脱げない靴下をつくりたい――と考案した「はかないくつした」が話題 逆転の発想はどう生まれたのか:素足以上に足どり軽く(1/4 ページ)
「靴下のかかとが脱げやすいなら、いっそなくせばいいのでは?」――そんな思い付きから生まれたのが、ナイガイ(東京都港区)の「はかないくつした SUASiC(スアシック)」(1足880円)だ。

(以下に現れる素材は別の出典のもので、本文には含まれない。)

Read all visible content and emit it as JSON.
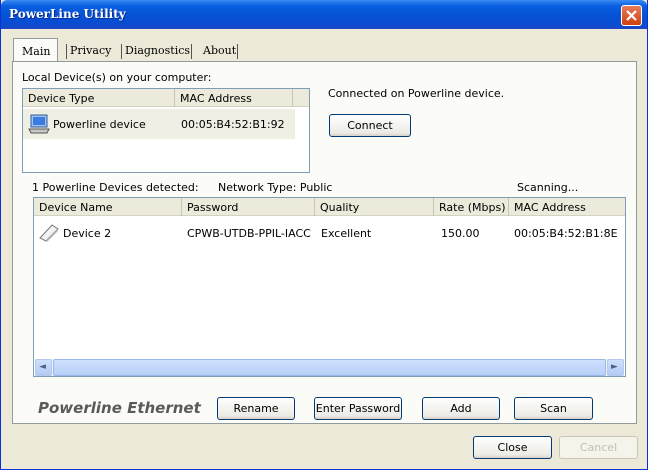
{
  "window": {
    "title": "PowerLine Utility"
  },
  "tabs": [
    {
      "label": "Main",
      "active": true
    },
    {
      "label": "Privacy",
      "active": false
    },
    {
      "label": "Diagnostics",
      "active": false
    },
    {
      "label": "About",
      "active": false
    }
  ],
  "local": {
    "section_label": "Local Device(s) on your computer:",
    "columns": [
      "Device Type",
      "MAC Address"
    ],
    "rows": [
      {
        "type": "Powerline device",
        "mac": "00:05:B4:52:B1:92",
        "icon": "computer-icon"
      }
    ],
    "status": "Connected on Powerline device.",
    "connect_label": "Connect"
  },
  "remote": {
    "detected": "1 Powerline Devices detected:",
    "network_type": "Network Type: Public",
    "scan_status": "Scanning...",
    "columns": [
      "Device Name",
      "Password",
      "Quality",
      "Rate (Mbps)",
      "MAC Address"
    ],
    "rows": [
      {
        "name": "Device 2",
        "password": "CPWB-UTDB-PPIL-IACC",
        "quality": "Excellent",
        "rate": "150.00",
        "mac": "00:05:B4:52:B1:8E",
        "icon": "powerline-adapter-icon"
      }
    ],
    "scroll_left": "◄",
    "scroll_right": "►"
  },
  "footer": {
    "brand": "Powerline Ethernet",
    "rename_label": "Rename",
    "enter_password_label": "Enter Password",
    "add_label": "Add",
    "scan_label": "Scan",
    "close_label": "Close",
    "cancel_label": "Cancel"
  },
  "colors": {
    "title_bar": "#0553d6",
    "close_button": "#d0400e",
    "dialog_bg": "#ece9d8"
  }
}
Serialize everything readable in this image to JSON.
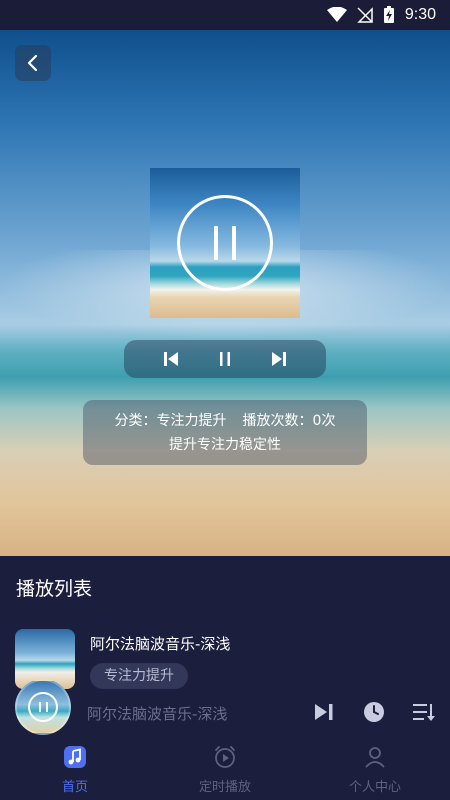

「靴下のかかとが脱げやすいなら、いっそなくせばいいのでは?」――そんな思い付きから生まれたのが、ナイガイ(東京都港区)の「はかないくつした SUASiC(スアシック)」(1足880円)だ。靴に装着することで、素足でも靴下を履いた時のような足元の快適性を提供する「はかないくつした」。“靴下なのに履かない”という逆転の発想を形にしたのが、同社の遠藤裕治さん(商品部門技術開発部開発課)だ。
「はかないくつした」は写真の通り、靴下のかかとやつま先部分をなくした、まるでインソールのような形をしている。使い方も、その日履く靴にすぽっと入れるだけ。靴の形に合わせてカットすることも可能で、靴からはみ出すこともない。1日履いた後は、洗って乾かせば何度も使うことができる。
その形状はインソールとほぼ同じだが、ポリエステルやナイロンなどでできているインソールは、足が汗で蒸れる・滑るといった欠点がある。しかし、「はかないくつした」は、靴下と同じ素材でできているため、汗を吸う、滑りを抑えて歩きやすくなるなど通常の靴下を履いた時と同じような足元の快適性を維持するという。
人気トレンドは“短い靴下”
そもそも「はかないくつした」が生まれた背景には、靴下業界のあるトレンドがあったという。「ここ10年、靴下はどんどん短くなっています。今では、スニーカーを履いた時に、外から見えないような短いものが人気です」(遠藤さん)
見た目はすっきりとした短い靴下だが、その半面“脱げやすい”という難点がある。これを解決するためにかかとの部分に滑り止めを付けるのだが、滑り止めと素足が擦れて痛くなる・かゆくなるなど肌トラブルが起きやすくなっていた。
かといって素足で靴を履くのは不快感が大きい。そのため、靴下メーカーは、見えなくて脱げない靴下の開発競争に追われていた。しかしある時、遠藤さんはふと思ったという。
「靴下のかかとが脱げやすいなら、いっそなくせばいいのでは?」――遠藤さんの試行錯誤が始まった。